Apenas unos días después de ganar las elecciones en 1985, Alan García —ese joven presidente de verbo ágil y ambiciones desbordadas— se quejaba, medio en broma medio en serio, de que ya no podía ni comprar medias. “Así que le pedí a un amigo que me consiguiera unos cuantos pares y miren lo que me trajo”, contó a los periodistas mientras enseñaba unos calcetines Pierre Cardin con letras celestes gigantes. “¿Quién se pondrá una huachafería así? ¿Qué va a decir la gente?”, preguntó entonces.

Más allá de lo pintoresco de la escena, queda una sensación imborrable: en ese tiempo, a los políticos les importaba lo que decía la gente. La mirada pública era una brújula, una referencia moral, algo que, al menos de forma superficial, se respetaba. Cuarenta años después, esa brújula se rompió. Hoy, a la presidenta Dina Boluarte no le interesa en lo más mínimo la opinión pública. Y lo peor: actúa como si no necesitara rendirle cuentas a nadie.

El reciente aumento de su salario —de más del 100%— es solo el síntoma más grosero de esa desconexión.
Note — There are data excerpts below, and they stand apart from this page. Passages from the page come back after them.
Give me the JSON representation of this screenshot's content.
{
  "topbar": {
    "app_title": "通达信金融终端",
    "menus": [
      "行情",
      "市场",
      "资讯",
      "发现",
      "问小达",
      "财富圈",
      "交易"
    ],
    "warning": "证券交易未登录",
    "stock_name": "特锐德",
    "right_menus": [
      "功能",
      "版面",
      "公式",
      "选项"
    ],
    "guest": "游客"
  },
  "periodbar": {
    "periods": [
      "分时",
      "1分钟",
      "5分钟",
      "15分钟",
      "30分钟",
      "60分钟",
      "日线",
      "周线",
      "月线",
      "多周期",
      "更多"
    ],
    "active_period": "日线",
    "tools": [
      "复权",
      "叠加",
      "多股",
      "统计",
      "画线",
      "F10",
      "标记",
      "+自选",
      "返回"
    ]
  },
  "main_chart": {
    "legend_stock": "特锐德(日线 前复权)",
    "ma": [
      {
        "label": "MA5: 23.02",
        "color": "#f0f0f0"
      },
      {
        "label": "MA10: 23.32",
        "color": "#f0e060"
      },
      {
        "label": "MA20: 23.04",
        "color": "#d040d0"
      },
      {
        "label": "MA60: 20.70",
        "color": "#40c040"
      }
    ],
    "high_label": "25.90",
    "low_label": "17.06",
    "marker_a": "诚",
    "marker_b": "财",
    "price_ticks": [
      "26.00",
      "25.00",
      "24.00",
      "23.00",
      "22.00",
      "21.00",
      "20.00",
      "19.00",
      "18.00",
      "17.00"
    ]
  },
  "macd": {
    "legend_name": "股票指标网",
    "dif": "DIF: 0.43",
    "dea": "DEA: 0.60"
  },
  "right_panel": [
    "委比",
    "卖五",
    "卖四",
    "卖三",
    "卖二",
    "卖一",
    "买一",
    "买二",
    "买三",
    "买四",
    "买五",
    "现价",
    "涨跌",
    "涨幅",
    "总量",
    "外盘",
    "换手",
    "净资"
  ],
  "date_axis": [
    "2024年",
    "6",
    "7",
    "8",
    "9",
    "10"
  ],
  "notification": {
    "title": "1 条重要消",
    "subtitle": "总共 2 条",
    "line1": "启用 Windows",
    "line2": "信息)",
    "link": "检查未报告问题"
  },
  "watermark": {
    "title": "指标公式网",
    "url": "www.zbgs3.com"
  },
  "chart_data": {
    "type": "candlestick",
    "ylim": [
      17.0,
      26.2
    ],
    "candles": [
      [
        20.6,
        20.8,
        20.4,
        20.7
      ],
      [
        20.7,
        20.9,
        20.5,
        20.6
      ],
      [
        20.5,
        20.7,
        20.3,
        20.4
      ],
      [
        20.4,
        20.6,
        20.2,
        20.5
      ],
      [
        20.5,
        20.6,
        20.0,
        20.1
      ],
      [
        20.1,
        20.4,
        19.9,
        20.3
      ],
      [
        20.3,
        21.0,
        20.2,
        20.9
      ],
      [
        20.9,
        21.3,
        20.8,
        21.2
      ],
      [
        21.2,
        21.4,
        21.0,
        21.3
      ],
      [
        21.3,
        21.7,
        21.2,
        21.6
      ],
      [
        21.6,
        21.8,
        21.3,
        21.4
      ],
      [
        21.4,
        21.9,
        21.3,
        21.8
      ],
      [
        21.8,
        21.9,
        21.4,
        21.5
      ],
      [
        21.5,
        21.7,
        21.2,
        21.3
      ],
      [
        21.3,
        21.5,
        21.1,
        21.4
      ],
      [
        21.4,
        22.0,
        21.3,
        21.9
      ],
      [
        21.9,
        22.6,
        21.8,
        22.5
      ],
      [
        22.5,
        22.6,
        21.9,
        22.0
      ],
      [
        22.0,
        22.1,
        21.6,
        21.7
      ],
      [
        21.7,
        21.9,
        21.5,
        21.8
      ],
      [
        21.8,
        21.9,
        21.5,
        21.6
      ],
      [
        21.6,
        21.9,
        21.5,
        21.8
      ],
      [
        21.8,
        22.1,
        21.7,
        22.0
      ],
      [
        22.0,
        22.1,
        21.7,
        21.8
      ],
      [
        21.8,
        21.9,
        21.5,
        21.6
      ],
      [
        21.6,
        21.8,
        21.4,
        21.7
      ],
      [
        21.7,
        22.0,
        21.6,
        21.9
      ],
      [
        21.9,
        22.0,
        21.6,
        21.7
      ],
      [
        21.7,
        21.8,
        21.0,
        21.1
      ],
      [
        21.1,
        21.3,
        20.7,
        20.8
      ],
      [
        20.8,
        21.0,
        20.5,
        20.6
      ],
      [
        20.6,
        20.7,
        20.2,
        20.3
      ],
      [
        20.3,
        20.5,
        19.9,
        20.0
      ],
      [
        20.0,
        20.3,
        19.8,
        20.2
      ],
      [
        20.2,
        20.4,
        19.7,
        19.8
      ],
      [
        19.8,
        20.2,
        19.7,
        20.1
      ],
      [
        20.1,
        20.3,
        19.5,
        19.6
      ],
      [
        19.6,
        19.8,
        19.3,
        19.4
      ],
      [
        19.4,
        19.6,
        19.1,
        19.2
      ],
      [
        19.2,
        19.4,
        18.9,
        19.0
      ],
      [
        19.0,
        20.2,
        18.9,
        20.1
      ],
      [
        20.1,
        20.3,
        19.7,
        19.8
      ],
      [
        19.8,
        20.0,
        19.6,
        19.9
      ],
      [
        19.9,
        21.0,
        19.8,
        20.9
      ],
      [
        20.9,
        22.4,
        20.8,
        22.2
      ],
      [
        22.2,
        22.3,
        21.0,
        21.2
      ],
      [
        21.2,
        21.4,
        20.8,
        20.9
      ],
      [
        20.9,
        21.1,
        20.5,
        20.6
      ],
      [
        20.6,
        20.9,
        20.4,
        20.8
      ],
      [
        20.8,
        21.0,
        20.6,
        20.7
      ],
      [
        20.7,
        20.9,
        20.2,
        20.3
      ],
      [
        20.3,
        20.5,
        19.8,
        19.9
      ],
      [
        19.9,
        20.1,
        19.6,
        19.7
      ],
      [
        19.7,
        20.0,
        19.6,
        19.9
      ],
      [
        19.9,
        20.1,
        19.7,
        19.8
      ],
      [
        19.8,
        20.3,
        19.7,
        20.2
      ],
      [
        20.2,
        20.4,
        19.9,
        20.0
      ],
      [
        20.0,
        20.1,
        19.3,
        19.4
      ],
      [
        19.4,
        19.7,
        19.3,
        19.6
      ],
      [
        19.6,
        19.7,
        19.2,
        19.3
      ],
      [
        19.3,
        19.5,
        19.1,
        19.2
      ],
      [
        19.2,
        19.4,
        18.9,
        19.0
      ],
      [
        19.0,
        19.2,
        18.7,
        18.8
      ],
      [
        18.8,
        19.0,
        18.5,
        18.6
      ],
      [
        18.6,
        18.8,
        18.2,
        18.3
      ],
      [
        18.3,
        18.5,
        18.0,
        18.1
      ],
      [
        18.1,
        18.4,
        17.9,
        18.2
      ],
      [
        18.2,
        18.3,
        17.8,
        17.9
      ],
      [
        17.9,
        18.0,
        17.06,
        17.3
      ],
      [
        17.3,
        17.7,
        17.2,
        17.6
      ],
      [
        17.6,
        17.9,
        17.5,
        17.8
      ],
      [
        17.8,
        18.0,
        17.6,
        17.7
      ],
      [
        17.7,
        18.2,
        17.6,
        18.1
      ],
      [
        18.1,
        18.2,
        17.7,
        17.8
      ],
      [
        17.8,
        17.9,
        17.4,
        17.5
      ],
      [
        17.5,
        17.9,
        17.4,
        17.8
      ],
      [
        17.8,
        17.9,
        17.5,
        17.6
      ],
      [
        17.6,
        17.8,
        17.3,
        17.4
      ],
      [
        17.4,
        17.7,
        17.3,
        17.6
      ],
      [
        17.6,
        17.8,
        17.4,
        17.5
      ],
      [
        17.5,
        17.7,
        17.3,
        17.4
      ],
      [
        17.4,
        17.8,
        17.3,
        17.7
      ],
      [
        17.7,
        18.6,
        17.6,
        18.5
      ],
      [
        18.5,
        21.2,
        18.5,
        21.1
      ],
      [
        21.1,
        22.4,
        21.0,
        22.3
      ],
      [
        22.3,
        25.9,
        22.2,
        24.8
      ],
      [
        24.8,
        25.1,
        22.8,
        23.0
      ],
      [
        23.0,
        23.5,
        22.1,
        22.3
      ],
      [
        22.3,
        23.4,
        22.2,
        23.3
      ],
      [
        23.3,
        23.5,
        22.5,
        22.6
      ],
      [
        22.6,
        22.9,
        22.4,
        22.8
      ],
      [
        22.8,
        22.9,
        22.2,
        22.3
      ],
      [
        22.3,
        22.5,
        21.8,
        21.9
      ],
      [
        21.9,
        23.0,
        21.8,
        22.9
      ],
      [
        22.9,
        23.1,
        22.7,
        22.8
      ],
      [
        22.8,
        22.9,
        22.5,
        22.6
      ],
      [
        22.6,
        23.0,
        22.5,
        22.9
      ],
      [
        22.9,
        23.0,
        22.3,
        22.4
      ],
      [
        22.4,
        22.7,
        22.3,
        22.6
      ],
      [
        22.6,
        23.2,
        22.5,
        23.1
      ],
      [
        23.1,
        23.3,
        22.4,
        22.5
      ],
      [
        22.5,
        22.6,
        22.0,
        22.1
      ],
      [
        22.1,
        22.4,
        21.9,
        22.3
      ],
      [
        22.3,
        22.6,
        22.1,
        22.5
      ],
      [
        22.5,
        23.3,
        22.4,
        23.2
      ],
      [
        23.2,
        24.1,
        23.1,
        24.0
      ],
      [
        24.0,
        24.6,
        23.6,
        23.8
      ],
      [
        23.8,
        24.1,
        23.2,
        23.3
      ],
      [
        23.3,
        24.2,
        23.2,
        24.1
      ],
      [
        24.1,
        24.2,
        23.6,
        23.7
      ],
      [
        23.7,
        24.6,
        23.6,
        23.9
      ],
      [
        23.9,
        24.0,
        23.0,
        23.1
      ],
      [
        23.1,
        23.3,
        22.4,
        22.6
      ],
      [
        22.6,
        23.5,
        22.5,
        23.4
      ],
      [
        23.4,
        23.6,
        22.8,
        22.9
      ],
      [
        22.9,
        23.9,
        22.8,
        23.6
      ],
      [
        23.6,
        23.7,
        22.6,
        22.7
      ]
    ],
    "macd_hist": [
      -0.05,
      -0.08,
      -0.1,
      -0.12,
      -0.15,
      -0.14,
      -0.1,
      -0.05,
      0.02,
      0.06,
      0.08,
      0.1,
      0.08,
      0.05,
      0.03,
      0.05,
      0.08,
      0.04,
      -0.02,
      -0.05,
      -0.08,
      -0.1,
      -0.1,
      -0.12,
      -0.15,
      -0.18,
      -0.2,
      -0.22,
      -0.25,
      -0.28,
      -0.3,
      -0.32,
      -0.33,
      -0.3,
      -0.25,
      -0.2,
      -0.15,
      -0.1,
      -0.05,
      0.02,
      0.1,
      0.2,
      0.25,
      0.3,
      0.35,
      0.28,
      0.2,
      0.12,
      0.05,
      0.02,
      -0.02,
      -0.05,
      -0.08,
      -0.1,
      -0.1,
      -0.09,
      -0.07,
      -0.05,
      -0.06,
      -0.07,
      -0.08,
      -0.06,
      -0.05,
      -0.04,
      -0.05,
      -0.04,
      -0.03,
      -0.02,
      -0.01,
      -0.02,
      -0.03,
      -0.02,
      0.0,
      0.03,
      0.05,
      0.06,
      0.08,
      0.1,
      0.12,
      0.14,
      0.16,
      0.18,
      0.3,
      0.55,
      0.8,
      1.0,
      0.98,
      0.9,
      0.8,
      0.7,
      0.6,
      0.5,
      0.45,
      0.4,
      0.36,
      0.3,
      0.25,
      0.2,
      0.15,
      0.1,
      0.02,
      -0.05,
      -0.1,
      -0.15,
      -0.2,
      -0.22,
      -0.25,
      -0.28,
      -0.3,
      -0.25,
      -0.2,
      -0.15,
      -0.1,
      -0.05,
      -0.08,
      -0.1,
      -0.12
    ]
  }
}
En un país donde más del 90% desaprueba su gestión, donde la pobreza avanza, donde la inseguridad se desborda y los servicios públicos se derrumban, la presidenta decide premiarse. ¿Con qué méritos? ¿Con qué logros? La respuesta es simple: con ninguno. Pero en este sistema deformado, el mérito dejó de importar.

Esto ocurre, en parte, porque la política peruana se ha convertido en un negocio, en un refugio para quienes no buscan servir sino servirse. Pero también porque el desprecio hacia la ciudadanía es total. Lo que la gente piense, lo que sufra, lo que exija… no pesa. El poder se ejerce desde un púlpito lejano, fría, sin sensibilidad ni pudor.